Plattdeutsch und Hochdeutsch: Mehr als nur ein Dialekt

Wer im Norden Deutschlands unterwegs ist, stößt schnell auf eine Sprache, die eigentümlich vertraut und doch ganz anders klingt: Plattdeutsch. Viele halten es fälschlicherweise für einen bloßen Dialekt des Hochdeutschen, doch linguistisch gesehen ist Niederdeutsch eine eigenständige Sprache mit ganz eigenen Wurzeln.

Ein wesentlicher Unterschied zeigt sich im Wortschatz: Mehr als 20 Prozent der plattdeutschen Wörter haben keine direkte Entsprechung im modernen Hochdeutsch. Stattdessen finden sich oft erstaunliche Parallelen zum Englischen, Niederländischen oder den skandinavischen Sprachen. Dies liegt daran, dass das Plattdeutsche die zweite germanische Lautverschiebung – die das Hochdeutsch prägte – nicht mitgemacht hat.

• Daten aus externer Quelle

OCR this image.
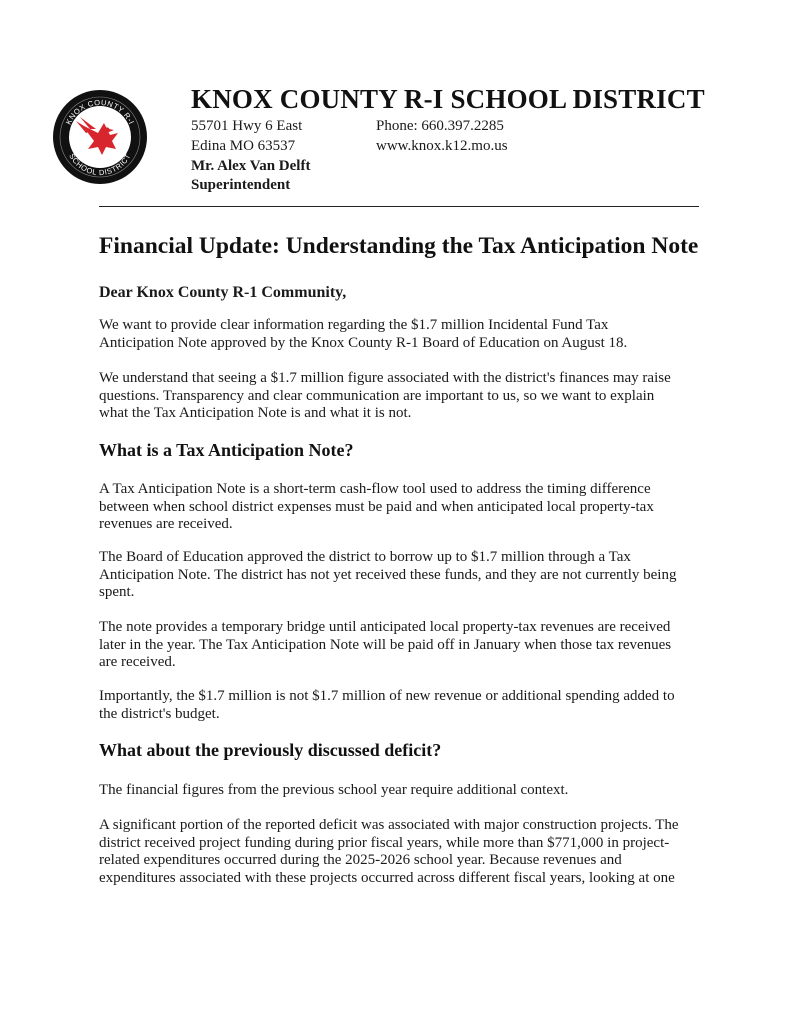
KNOX COUNTY R-I
SCHOOL DISTRICT
KNOX COUNTY R-I SCHOOL DISTRICT
55701 Hwy 6 East
Edina MO 63537
Mr. Alex Van Delft
Superintendent
Phone: 660.397.2285
www.knox.k12.mo.us
Financial Update: Understanding the Tax Anticipation Note
Dear Knox County R-1 Community,

We want to provide clear information regarding the $1.7 million Incidental Fund Tax
Anticipation Note approved by the Knox County R-1 Board of Education on August 18.

We understand that seeing a $1.7 million figure associated with the district's finances may raise
questions. Transparency and clear communication are important to us, so we want to explain
what the Tax Anticipation Note is and what it is not.

What is a Tax Anticipation Note?

A Tax Anticipation Note is a short-term cash-flow tool used to address the timing difference
between when school district expenses must be paid and when anticipated local property-tax
revenues are received.

The Board of Education approved the district to borrow up to $1.7 million through a Tax
Anticipation Note. The district has not yet received these funds, and they are not currently being
spent.

The note provides a temporary bridge until anticipated local property-tax revenues are received
later in the year. The Tax Anticipation Note will be paid off in January when those tax revenues
are received.

Importantly, the $1.7 million is not $1.7 million of new revenue or additional spending added to
the district's budget.

What about the previously discussed deficit?

The financial figures from the previous school year require additional context.

A significant portion of the reported deficit was associated with major construction projects. The
district received project funding during prior fiscal years, while more than $771,000 in project-
related expenditures occurred during the 2025-2026 school year. Because revenues and
expenditures associated with these projects occurred across different fiscal years, looking at one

Auch in der Grammatik geht die Sprache des Nordens eigene Wege. Das Plattdeutsche kommt, genau wie das Englische, mit nur drei Fällen aus. Zudem gibt es, vergleichbar mit dem Niederländischen, häufig nur einen gemeinsamen Artikel für männliche und weibliche Hauptwörter. Diese Merkmale machen Plattdeutsch nicht nur zu einem kulturellen Schatz, sondern zu einer faszinierenden Brücke zwischen den nordeuropäischen Sprachen.